Auction Company Thrives in Economic Downturn
By Gretchen Mae Stone
The State Journal
CHARLESTON—In today’s real estate market, some properties go unsold for a year or more. Red Hawk Auction & Realty meanwhile has brought reluctant buyers to the table and thrived as traditional sales stagnate nationwide.
The Lewisburg company sells properties using the auction method of marketing, in addition to traditional real estate sales.
Owner Bill Hoover makes publicizing the company and its properties among buyers a priority.
Hoover, speaking May 18 from a National Auctioneer’s Association’s Real Estate Summit in Georgia, said auctions work better than traditional real estate sales because they bring together buyers and sellers in one place at one time.
Hoover points to a recent auction where his company sold 981 acres in Clay County for almost $1.2 million. The transaction took 30 minutes.
In that case, the marketing campaign lasted just 45 days.
The direct marketing campaign for the property led 4,093 visitors to Red Hawk’s website.
“We produce somewhere around 7.7 million unique visitors to the website every month,” Hoover said.
Hoover received inquiries on the Clay County property from 45 states and 51 countries. Inquiries came from people as far as Europe and Riyadh, Saudi Arabia, and from local prospects as well.
In Red Hawk’s first six months in business it sold more than $5 million in property. The company is on track to sell more than $25 million in property at auction this year.
Hoover opined the economic recession hobbling the real estate industry will last longer than recent predictions. He based that on information he’s heard during numerous educational seminars he attends.
Because of the recession, property owners selling land and homes opt for auctions for the time value of money, he said.
“What better way to sell a piece of property than have a ballroom filled with 20 to 850 buyers in a competitive bid?” he said.
Hoover prefers the term “auction method of marketing” to auction because historically they had a bad reputation.
The word auction over the years has put a sour taste in people’s mouths, he said, because auctions usually meant foreclosures sold on the courthouse steps. But today they’re just one of several ways real estate companies sell property.
Some properties still go up for sale on those same courthouse steps, Hoover said, but with marketing show greater profits.
He said a recent sale garnered five times the dollar amount the seller expected, because marketing consisted of more than a legal advertisement in newspapers.
Most auctioneers at the Georgia summit belong to the MarkNet Alliance, a national network of 37 auction companies who coordinate marketing.
Last year, companies in the alliance sold more than $198 million of real estate at auction in 26 states.
When one of Hoover’s customers wants beachfront property that he doesn’t have available, they can access other alliance members’ websites from his website.
And other members’ customers can access Hoover’s properties the same way.
Red Hawk’s success has come in part from sophisticated web-based technology that allows the business to determine which buyers are interested in a property, Hoover said.
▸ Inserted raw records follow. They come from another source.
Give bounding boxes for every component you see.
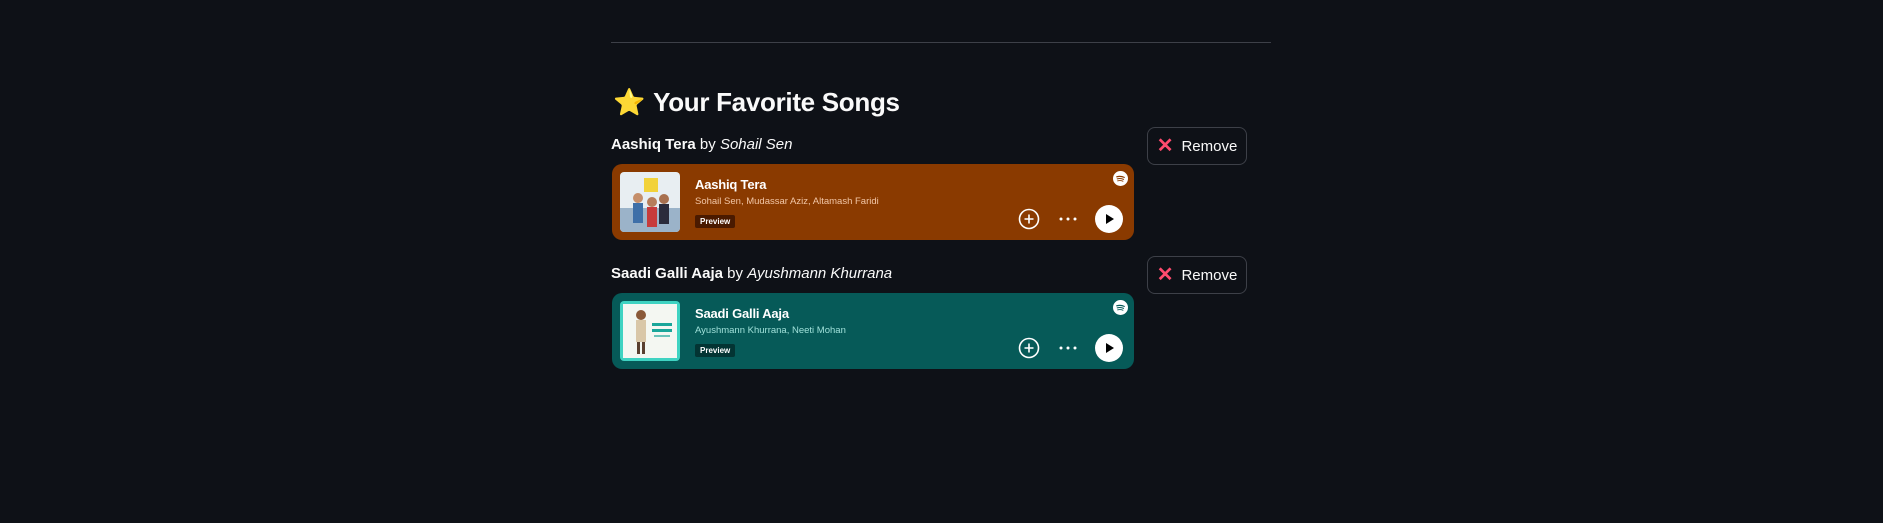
spotify-icon[interactable] [1113,300,1128,315]
spotify-icon[interactable] [1113,171,1128,186]
play-button[interactable] [1095,205,1123,233]
remove-button[interactable]: ✕ Remove [1147,256,1247,294]
by-text: by [727,265,744,282]
add-to-library-icon[interactable] [1018,208,1040,230]
song-name: Aashiq Tera [611,136,696,153]
spotify-embed[interactable]: Aashiq Tera Sohail Sen, Mudassar Aziz, A… [612,164,1134,240]
album-cover [620,301,680,361]
album-cover [620,172,680,232]
favorites-heading: ⭐ Your Favorite Songs [613,82,900,122]
star-icon: ⭐ [613,87,646,117]
remove-label: Remove [1181,266,1238,284]
more-options-icon[interactable] [1057,208,1079,230]
play-icon [1106,214,1114,224]
song-name: Saadi Galli Aaja [611,265,723,282]
by-text: by [699,136,716,153]
song-caption: Saadi Galli Aaja by Ayushmann Khurrana [611,264,892,284]
remove-label: Remove [1181,137,1238,155]
spotify-embed[interactable]: Saadi Galli Aaja Ayushmann Khurrana, Nee… [612,293,1134,369]
track-title: Aashiq Tera [695,177,767,192]
favorites-title: Your Favorite Songs [653,86,900,117]
track-artists: Ayushmann Khurrana, Neeti Mohan [695,325,846,336]
main-content: ⭐ Your Favorite Songs Aashiq Tera by Soh… [611,0,1271,523]
close-icon: ✕ [1156,135,1174,157]
preview-badge: Preview [695,215,736,228]
song-artist: Sohail Sen [719,136,793,153]
more-options-icon[interactable] [1057,337,1079,359]
close-icon: ✕ [1156,264,1174,286]
track-title: Saadi Galli Aaja [695,306,789,321]
play-button[interactable] [1095,334,1123,362]
song-artist: Ayushmann Khurrana [747,265,893,282]
divider [611,42,1271,43]
play-icon [1106,343,1114,353]
preview-badge: Preview [695,344,736,357]
song-caption: Aashiq Tera by Sohail Sen [611,135,793,155]
add-to-library-icon[interactable] [1018,337,1040,359]
remove-button[interactable]: ✕ Remove [1147,127,1247,165]
track-artists: Sohail Sen, Mudassar Aziz, Altamash Fari… [695,196,879,207]
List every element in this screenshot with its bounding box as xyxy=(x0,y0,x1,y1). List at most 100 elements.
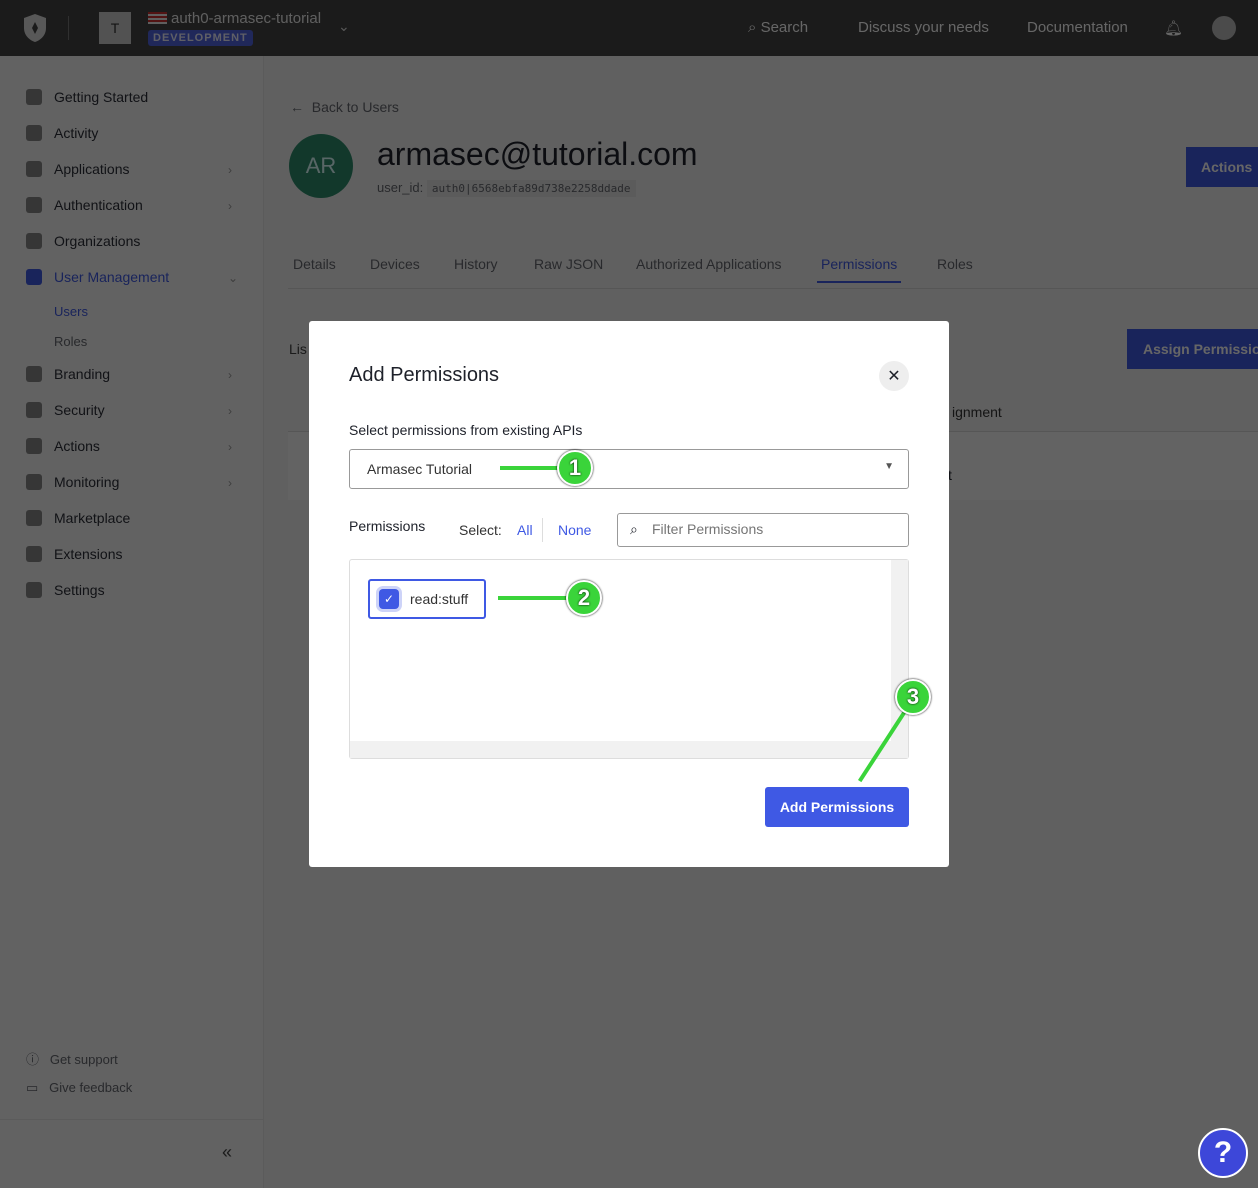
tenant-name[interactable]: auth0-armasec-tutorial xyxy=(171,10,321,27)
label: Organizations xyxy=(54,233,141,249)
filter-permissions-input[interactable]: ⌕ xyxy=(617,513,909,547)
list-label: Lis xyxy=(289,341,307,357)
label: Get support xyxy=(49,1052,118,1067)
select-label: Select: xyxy=(459,522,502,538)
select-none-link[interactable]: None xyxy=(558,522,591,538)
chevron-right-icon: › xyxy=(228,163,232,177)
user-avatar[interactable] xyxy=(1212,16,1236,40)
environment-badge: DEVELOPMENT xyxy=(148,30,253,46)
label: Back to Users xyxy=(311,99,399,115)
chevron-down-icon: ⌄ xyxy=(228,271,239,285)
dialog-title: Add Permissions xyxy=(349,364,500,386)
layers-icon xyxy=(26,161,42,177)
sidebar-item-monitoring[interactable]: Monitoring xyxy=(26,474,119,490)
filter-input-field[interactable] xyxy=(652,521,892,537)
label: user_id: xyxy=(377,180,424,195)
divider xyxy=(68,16,69,40)
annotation-arrow xyxy=(498,596,568,600)
tenant-avatar[interactable]: T xyxy=(99,12,131,44)
tab-history[interactable]: History xyxy=(454,256,498,272)
divider xyxy=(288,288,1258,289)
sidebar-item-authentication[interactable]: Authentication xyxy=(26,197,143,213)
tab-roles[interactable]: Roles xyxy=(937,256,973,272)
actions-button[interactable]: Actions xyxy=(1186,147,1258,187)
sidebar-item-settings[interactable]: Settings xyxy=(26,582,105,598)
permission-checkbox-item[interactable]: ✓ read:stuff xyxy=(368,579,486,619)
label: Getting Started xyxy=(54,89,149,105)
user-id-value[interactable]: auth0|6568ebfa89d738e2258ddade xyxy=(426,180,636,197)
chevron-right-icon: › xyxy=(228,440,232,454)
discuss-link[interactable]: Discuss your needs xyxy=(858,19,989,36)
add-permissions-button[interactable]: Add Permissions xyxy=(765,787,909,827)
label: User Management xyxy=(54,269,170,285)
api-select-label: Select permissions from existing APIs xyxy=(349,422,583,438)
sidebar-item-user-management[interactable]: User Management xyxy=(26,269,169,285)
sidebar-item-marketplace[interactable]: Marketplace xyxy=(26,510,130,526)
annotation-arrow xyxy=(500,466,558,470)
auth0-logo-icon[interactable] xyxy=(22,14,48,42)
search-icon: ⌕ xyxy=(748,19,761,36)
users-icon xyxy=(26,269,42,285)
divider xyxy=(542,518,543,542)
label: Security xyxy=(54,402,105,418)
brush-icon xyxy=(26,366,42,382)
tab-raw-json[interactable]: Raw JSON xyxy=(534,256,603,272)
chevron-right-icon: › xyxy=(228,404,232,418)
caret-down-icon: ▼ xyxy=(884,461,894,472)
chevron-down-icon[interactable]: ⌄ xyxy=(338,18,350,35)
sidebar-item-activity[interactable]: Activity xyxy=(26,125,98,141)
tab-details[interactable]: Details xyxy=(293,256,336,272)
bell-icon[interactable]: 🔔︎ xyxy=(1164,19,1183,37)
actions-icon xyxy=(26,438,42,454)
chevron-right-icon: › xyxy=(228,476,232,490)
tab-devices[interactable]: Devices xyxy=(370,256,420,272)
chevron-right-icon: › xyxy=(228,368,232,382)
label: Applications xyxy=(54,161,130,177)
chevron-right-icon: › xyxy=(228,199,232,213)
puzzle-icon xyxy=(26,546,42,562)
permissions-list: ✓ read:stuff xyxy=(349,559,909,759)
annotation-step-2: 2 xyxy=(566,580,602,616)
user-email-title: armasec@tutorial.com xyxy=(377,136,698,172)
bolt-icon xyxy=(26,89,42,105)
sidebar-subitem-users[interactable]: Users xyxy=(54,304,88,319)
select-all-link[interactable]: All xyxy=(517,522,533,538)
sidebar-subitem-roles[interactable]: Roles xyxy=(54,334,87,349)
column-header-assignment: ignment xyxy=(952,404,1002,420)
label: Actions xyxy=(54,438,100,454)
checkbox-checked-icon[interactable]: ✓ xyxy=(379,589,399,609)
documentation-link[interactable]: Documentation xyxy=(1027,19,1128,36)
label: Give feedback xyxy=(49,1080,133,1095)
give-feedback-link[interactable]: ▭ Give feedback xyxy=(26,1080,132,1096)
sidebar-item-security[interactable]: Security xyxy=(26,402,105,418)
tab-authorized-applications[interactable]: Authorized Applications xyxy=(636,256,782,272)
label: Branding xyxy=(54,366,111,382)
permission-label: read:stuff xyxy=(410,591,469,607)
shield-icon xyxy=(26,402,42,418)
grid-plus-icon xyxy=(26,510,42,526)
building-icon xyxy=(26,233,42,249)
help-button[interactable]: ? xyxy=(1198,1128,1248,1178)
api-select[interactable]: Armasec Tutorial ▼ xyxy=(349,449,909,489)
back-to-users-link[interactable]: ← Back to Users xyxy=(290,99,399,115)
sidebar-item-actions[interactable]: Actions xyxy=(26,438,100,454)
add-permissions-dialog: Add Permissions ✕ Select permissions fro… xyxy=(309,321,949,867)
assign-permissions-button[interactable]: Assign Permissio xyxy=(1127,329,1258,369)
label: Marketplace xyxy=(54,510,131,526)
sidebar-item-getting-started[interactable]: Getting Started xyxy=(26,89,148,105)
horizontal-scrollbar[interactable] xyxy=(350,741,908,758)
sidebar-item-organizations[interactable]: Organizations xyxy=(26,233,140,249)
sidebar-item-applications[interactable]: Applications xyxy=(26,161,130,177)
chart-icon xyxy=(26,125,42,141)
collapse-sidebar-icon[interactable]: « xyxy=(222,1142,232,1163)
get-support-link[interactable]: ⓘ Get support xyxy=(26,1049,118,1068)
sidebar-item-extensions[interactable]: Extensions xyxy=(26,546,122,562)
label: Activity xyxy=(54,125,99,141)
search-button[interactable]: ⌕ Search xyxy=(748,19,808,36)
close-icon[interactable]: ✕ xyxy=(879,361,909,391)
divider xyxy=(0,1119,264,1120)
top-bar: T auth0-armasec-tutorial DEVELOPMENT ⌄ ⌕… xyxy=(0,0,1258,56)
label: Monitoring xyxy=(54,474,120,490)
sidebar-item-branding[interactable]: Branding xyxy=(26,366,110,382)
tab-permissions[interactable]: Permissions xyxy=(817,256,902,283)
He can pinpoint buyers who want, for example, readily available horseback riding or camping.
Red Hawk narrows the buying field with its technology and then sends out mass e-mails to 250,000 people for each auction.
“We have the ability to market, in my opinion, better than anyone else,” he said. “Our computer software allows us to spend investment dollars in marketing we know are not wasted.”
Hoover has run campaigns that cost from $2,000 up to $50,000. He said a colleague recently sold an $8 million property after a $200,000 marketing campaign.
Thirty-day closings without the contingencies found in traditional real estate sales are another positive auctions offer, he said.
“In today’s market, an educated seller uses the auction method of marketing as a first choice when selling their real estate rather than as a last resort,” Hoover said.
Red Hawk takes several property types to auction, including farms, timberlands, residential homes, industrial and commercial properties, natural resources, equipment and machinery, livestock and other tangible assets.
Red Hawk Auction & Realty serves the West Virginia, Virginia, Ohio, and Metro Washington, D.C., areas, and has offices in Lewisburg, WV and Bland, VA.